KERICH v VICTORIA TRAIL PHYSIOTHERAPY LTD, 2017 ABQB 471

MASTER SCHLOSSER

5.31: Use of transcript and answers to written questions
6.11: Evidence at application hearings
7.3: Summary Judgment (Application and decision)
13.18: Types of affidavit

Case Summary

The Plaintiffs commenced a Claim against Victoria Trail Physiotherapy Ltd (“Victoria Trail”) and the Workers’ Compensation Board (“WCB”) after a physiotherapist at Victoria Trail allegedly worsened the individual Plaintiff’s injury obtained on the job. Both Defendants applied for Summary Dismissal of the Claim against them.

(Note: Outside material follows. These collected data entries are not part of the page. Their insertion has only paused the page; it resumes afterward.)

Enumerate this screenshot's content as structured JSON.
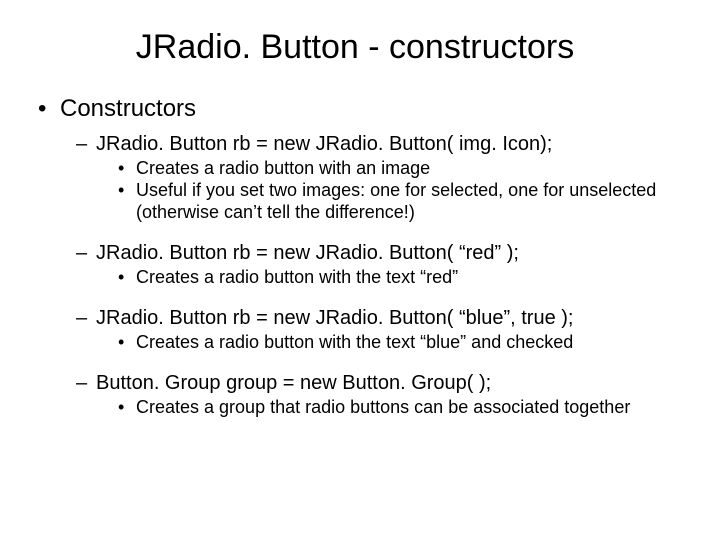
{
  "title": "JRadio. Button - constructors",
  "lvl1": {
    "label": "Constructors"
  },
  "groups": [
    {
      "head": "JRadio. Button rb = new JRadio. Button( img. Icon);",
      "subs": [
        "Creates a radio button with an image",
        "Useful if you set two images: one for selected, one for unselected (otherwise can’t tell the difference!)"
      ]
    },
    {
      "head": "JRadio. Button rb = new JRadio. Button( “red” );",
      "subs": [
        "Creates a radio button with the text “red”"
      ]
    },
    {
      "head": "JRadio. Button rb = new JRadio. Button( “blue”, true );",
      "subs": [
        "Creates a radio button with the text “blue” and checked"
      ]
    },
    {
      "head": "Button. Group group = new Button. Group( );",
      "subs": [
        "Creates a group that radio buttons can be associated together"
      ]
    }
  ]
}
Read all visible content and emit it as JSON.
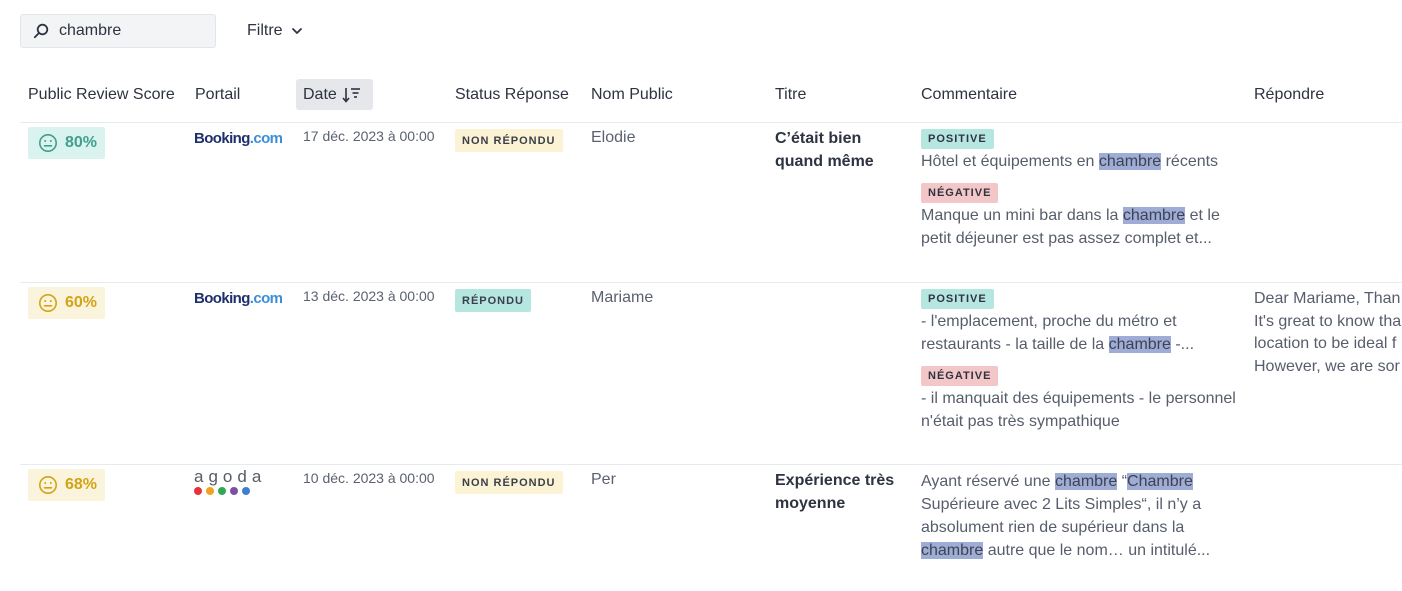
{
  "search": {
    "value": "chambre",
    "icon": "search-icon"
  },
  "filter": {
    "label": "Filtre",
    "icon": "chevron-down-icon"
  },
  "columns": {
    "score": "Public Review Score",
    "portal": "Portail",
    "date": "Date",
    "status": "Status Réponse",
    "name": "Nom Public",
    "title": "Titre",
    "comment": "Commentaire",
    "reply": "Répondre"
  },
  "colors": {
    "score_green": "#3fa08d",
    "score_yellow": "#d3a316",
    "highlight": "#9eacd6",
    "tag_positive": "#b6e6e0",
    "tag_negative": "#f3c6c8"
  },
  "rows": [
    {
      "score": "80%",
      "score_icon": "neutral-face-icon",
      "portal": {
        "part1": "Booking",
        "part2": ".com"
      },
      "date": "17 déc. 2023 à 00:00",
      "status": "NON RÉPONDU",
      "name": "Elodie",
      "title": "C’était bien quand même",
      "positive_tag": "POSITIVE",
      "positive": {
        "a": "Hôtel et équipements en ",
        "h1": "chambre",
        "b": " récents"
      },
      "negative_tag": "NÉGATIVE",
      "negative": {
        "a": "Manque un mini bar dans la ",
        "h1": "chambre",
        "b": " et le petit déjeuner est pas assez complet et..."
      }
    },
    {
      "score": "60%",
      "score_icon": "neutral-face-icon",
      "portal": {
        "part1": "Booking",
        "part2": ".com"
      },
      "date": "13 déc. 2023 à 00:00",
      "status": "RÉPONDU",
      "name": "Mariame",
      "title": "",
      "positive_tag": "POSITIVE",
      "positive": {
        "a": "- l'emplacement, proche du métro et restaurants - la taille de la ",
        "h1": "chambre",
        "b": " -..."
      },
      "negative_tag": "NÉGATIVE",
      "negative": {
        "a": "- il manquait des équipements - le personnel n'était pas très sympathique"
      },
      "reply": [
        "Dear Mariame, Than",
        "It's great to know tha",
        "location to be ideal f",
        "However, we are sor"
      ]
    },
    {
      "score": "68%",
      "score_icon": "neutral-face-icon",
      "portal": {
        "name": "agoda"
      },
      "date": "10 déc. 2023 à 00:00",
      "status": "NON RÉPONDU",
      "name": "Per",
      "title": "Expérience très moyenne",
      "comment": {
        "a": "Ayant réservé une ",
        "h1": "chambre",
        "b": " “",
        "h2": "Chambre",
        "c": " Supérieure avec 2 Lits Simples“, il n’y a absolument rien de supérieur dans la ",
        "h3": "chambre",
        "d": " autre que le nom… un intitulé..."
      }
    }
  ]
}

Master Schlosser noted that the Court must rely on expert opinion evidence as to the cause of the Plaintiff’s injury, and such evidence is admissible in Summary Dismissal proceedings pursuant to rule 6.11(1)(a). Master Schlosser also noted that expert evidence should be treated the same way in Summary Dismissal Applications as at Trial: the Court must asses the expert’s qualifications, information, assumptions and opinion. Further, an expert’s Affidavit should also conform to Form 25 in a Summary Dismissal Application. Because the WCB had tendered their expert’s Affidavit which contained “a gap in the evidence”, Master Schlosser held that it was not determinative with respect to causation.

Regarding Victoria Trail’s expert opinion Affidavit, Master Schlosser held that it complied with Form 25. However, the Plaintiffs objected to the assumptions and information contained in the report as the expert had referred to a transcript of Questioning from its own witness. Master Schlosser considered Rule 5.31, and held that the Plaintiffs’ objection could not be sustained. The Affidavit did not use the transcript as evidence, but rather had put the information within the transcript to the expert as a hypothetical fact upon which the expert could provide an opinion. This was found to be an “exemplary rather than an impermissible use of questioning transcripts”.

Master Schlosser noted that Summary Judgment Applicants are required to “have personal direct first-hand evidence” pursuant to Rule 13.18(3). The WCB had not tendered direct evidence from the Plaintiff’s WCB case manager respecting its claim of statutory immunity which created a gap in the evidence making the WCB’s position “less than entirely satisfactory.”

Finally, Master Schlosser reviewed the “six-step process” that Courts follow during Summary Dismissal Applications: (a) “presume that the best evidence from both sides is before the Court”; (b) ask whether negative inferences may be drawn from the evidence; (c) make a finding respecting admissibility of the evidence; (d) determine whether there is conflicting evidence and whether that evidence is self-serving or has been resolved; (e) examine the sufficiency, admissibility and reliability of the evidence; and (f) determine if all of the elements of a Cause of Action or Defence have been proven, or if “critical elements of proof” are missing.

Master Schlosser concluded that the gaps in the evidence made it clear that the best evidence was not before the Court. As such, the Summary Dismissal Applications were dismissed.